Corwin didn't think—he turned and grabbed the shattered sphere from the altar. His fingers brushed the cage again.
The mark on his hand flared.
And from the runes circling the chamber, light erupted.
The Carrion agents flinched, just for a moment—but it was enough. Liran lunged forward, sword flashing across one of their masks. Ashra threw down a pinch of iron dust and whispered something sharp and bitter—fire exploded from the floor, briefly parting the dark.
Corwin stumbled toward the stairs.
"Go!" Liran shouted, parrying a blow. "Run!"

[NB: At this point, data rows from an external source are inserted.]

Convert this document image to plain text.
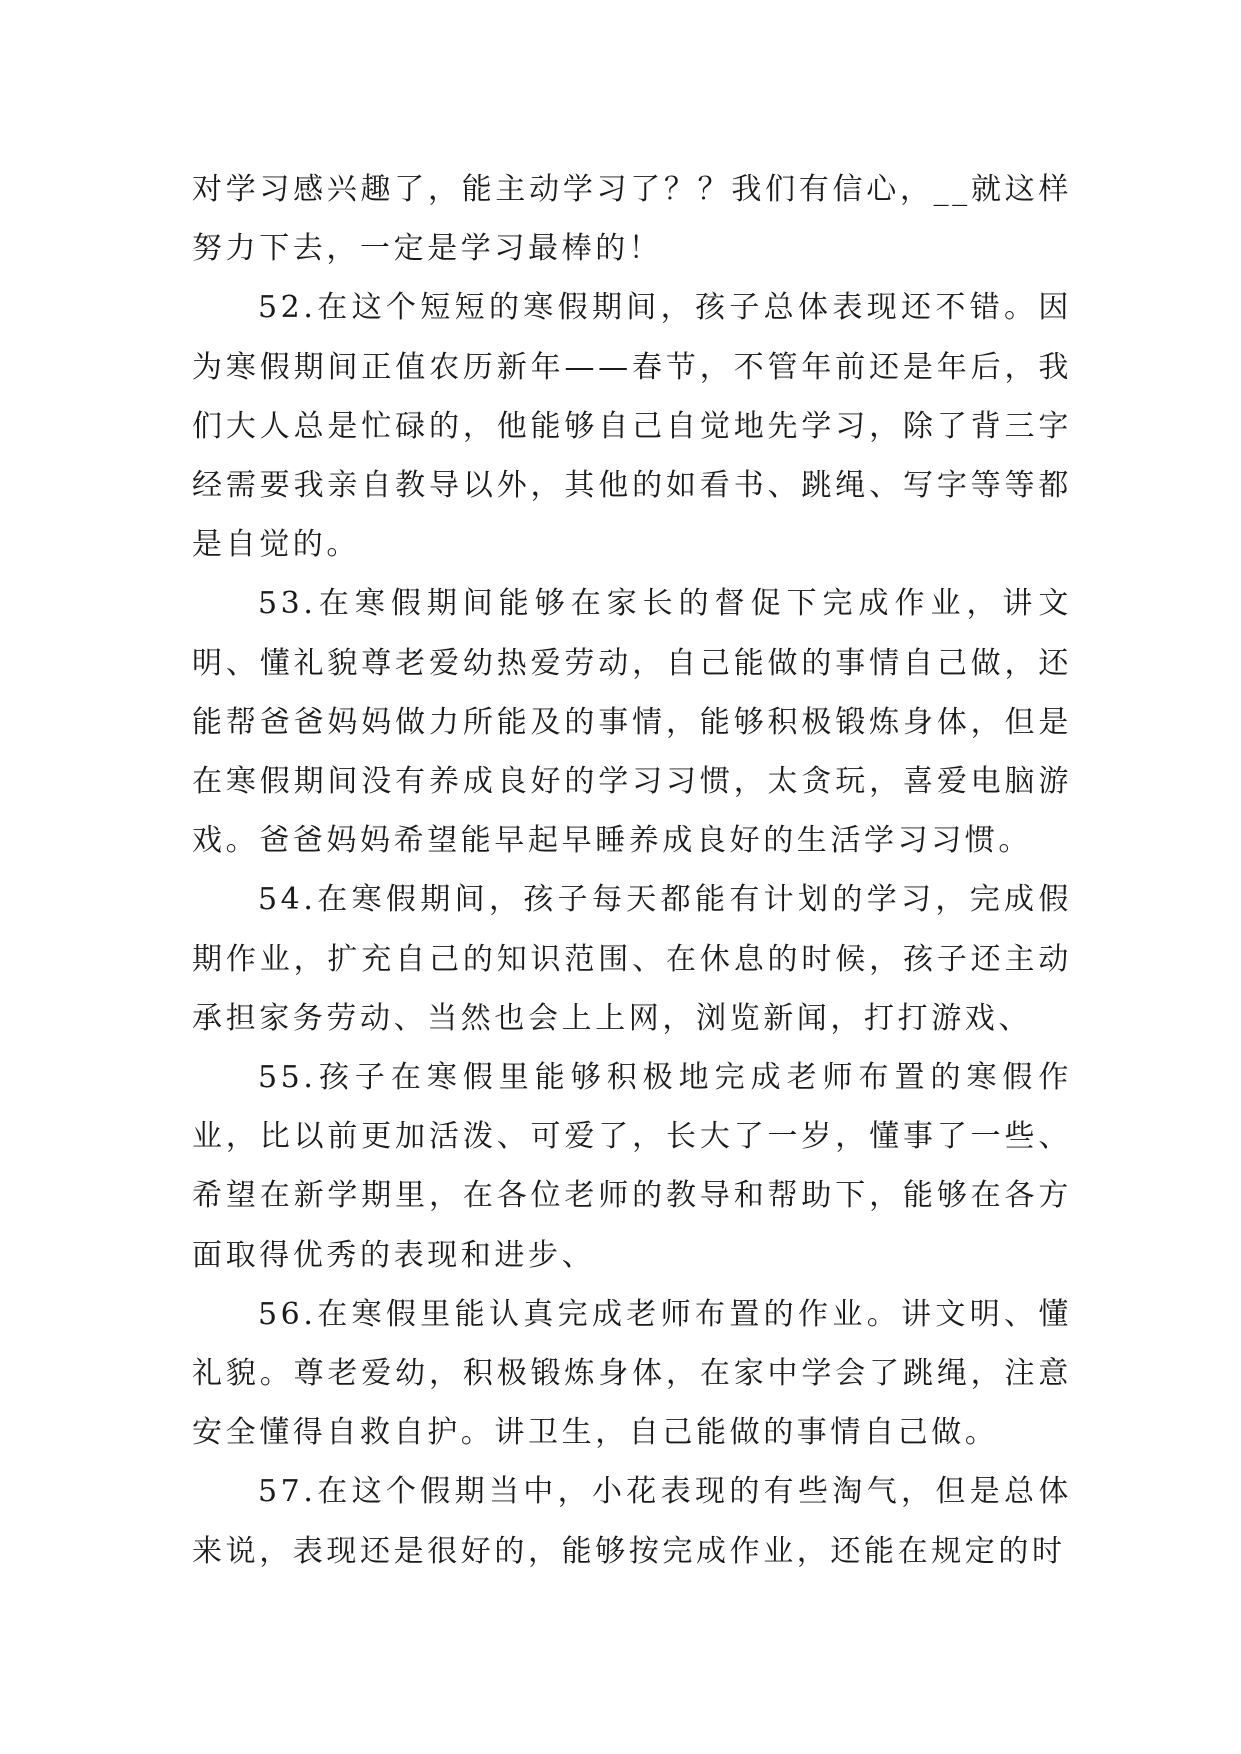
对学习感兴趣了，能主动学习了？？我们有信心，__就这样努力下去，一定是学习最棒的！

52.在这个短短的寒假期间，孩子总体表现还不错。因为寒假期间正值农历新年——春节，不管年前还是年后，我们大人总是忙碌的，他能够自己自觉地先学习，除了背三字经需要我亲自教导以外，其他的如看书、跳绳、写字等等都是自觉的。

53.在寒假期间能够在家长的督促下完成作业，讲文明、懂礼貌尊老爱幼热爱劳动，自己能做的事情自己做，还能帮爸爸妈妈做力所能及的事情，能够积极锻炼身体，但是在寒假期间没有养成良好的学习习惯，太贪玩，喜爱电脑游戏。爸爸妈妈希望能早起早睡养成良好的生活学习习惯。

54.在寒假期间，孩子每天都能有计划的学习，完成假期作业，扩充自己的知识范围、在休息的时候，孩子还主动承担家务劳动、当然也会上上网，浏览新闻，打打游戏、

55.孩子在寒假里能够积极地完成老师布置的寒假作业，比以前更加活泼、可爱了，长大了一岁，懂事了一些、希望在新学期里，在各位老师的教导和帮助下，能够在各方面取得优秀的表现和进步、

56.在寒假里能认真完成老师布置的作业。讲文明、懂礼貌。尊老爱幼，积极锻炼身体，在家中学会了跳绳，注意安全懂得自救自护。讲卫生，自己能做的事情自己做。

57.在这个假期当中，小花表现的有些淘气，但是总体来说，表现还是很好的，能够按完成作业，还能在规定的时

Ashra hurled another vial, this one bursting in blinding silver light. "We'll follow—just move!"
Corwin didn't hesitate. He ran.
The stone steps blurred beneath his feet. Cold air rushed around him, the world narrowing to the sound of blood and breath and the distant clash of steel behind him.
He burst out into the night.
Fog hung low across the field. The windmill loomed, empty and broken. And above, the moon had vanished—swallowed by a cloud so thick it felt intentional.
Behind him, he heard footsteps.
Not running. Stalking.
He turned back just in time to see Ashra stumble from the mill, coughing, cloak scorched at the edges.
Liran followed seconds later, bleeding from a gash above his eye.
"They let us go," he said, panting. "Why the hell would they—"
Corwin didn't have time to answer.
From the hill beyond, a crow landed on a dead tree.
It stared at Corwin.
And the mark on his hand burned again.
Ashra followed his gaze. "Corwin…?"
The crow tilted its head once.
And then it spoke.
Not in sound, but in thought. A voice that slipped straight past ears and into the marrow.
> "You are being watched. The next seal is waking. My mistress sends warning—do not walk blind into the Breach."
Corwin staggered.
The crow blinked.
And then it vanished into shadow, feathers breaking like smoke in the wind.